Am Ende akzeptierten alle im Rat, dass man jetzt versuchen muss, das Beste für die Abteier Jugend zu erreichen, will heißen, dass "unter der Regie des Jugendpflegers eine Nutzungsstruktur erstellt wird, mit der die Jugendlichen im Stadtteil leben können" (Stadtbürgermeister Queck), damit "wir nicht in ein paar Monaten nochmal darüber reden müssen" (SPD-Sprecher Treitz). Auch für die FWG geht die Sache in Ordnung, wenn - so Berthold Grenz - der Jugendpfleger bestätigt, dass er damit für die Jugendarbeit in Abtei leben kann. (WIL-)

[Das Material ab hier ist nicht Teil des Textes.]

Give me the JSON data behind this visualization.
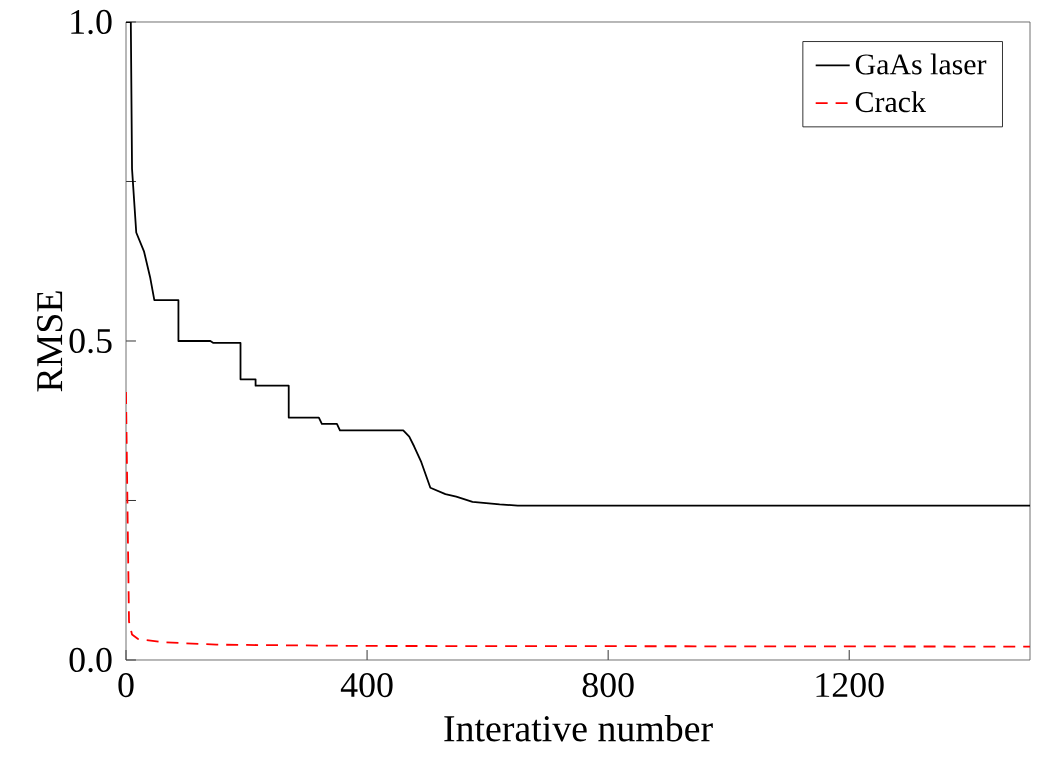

Standpunkt: Thema verfehlt!

Was ist ein "Jugendraum"? Um diese Frage ging es letztlich im Stadtrat, doch darüber wurde kaum gesprochen. Stattdessen wurden die Leistungen und Verdienste des Fördervereins Abtei umfangreich ausgebreitet, die ja niemand jemals ernsthaft bestritten hat. Natürlich ist es ein großer Gewinn für den Stadtteil, dass es einen solchen Verein gibt, dessen Mitglieder sich mit großem Engagement ehrenamtlich für ein besseres (Zusammen-)Leben der Bürger einsetzen. Niemand zweifelt hieran und niemand hat diese vorbildliche und anerkennenswerte Arbeit als solche kritisiert. Zur Debatte stand in der Stadtratssitzung eigentlich nur die Frage, ob es sich bei dem durch eine mobile Wand abtrennbaren Raum im Pfarrheim um einen "Jugendraum" handelt. Dieses Thema wurde von den meisten verfehlt. Nur beim Jugendpfleger kam die Antwort - wenn auch nur in Umschreibungen - zum Ausdruck: Wenn er sagt, in dieser Form sei die Möglichkeit der Autonomie nicht gegeben, es sei keine Selbstverwaltung der Jugendgruppe machbar, ist das ein mehr oder weniger klares "Nein". Denn es macht ja gerade einen "Jugendraum" aus, dass sich die Jugend dort ungestört treffen kann, wann immer sie will und nicht erst fragen muss, ob der Raum frei ist - egal, mit welcher Problematik das in den Dörfern oft verbunden ist. Das ganze Pfarrheim in Abtei mag eine „Begegnungsstätte für alle Altersstufen“ sein, einen „Jugendraum“ im eigentlichen Sinne hat man dort aber nicht. Bleibt zu hoffen, dass sich am Ende tatsächlich eine Lösung findet, mit der alle - vor allem die Jugendlichen in Abtei, aber auch die Zweifler im Stadtrat - zufrieden sein können.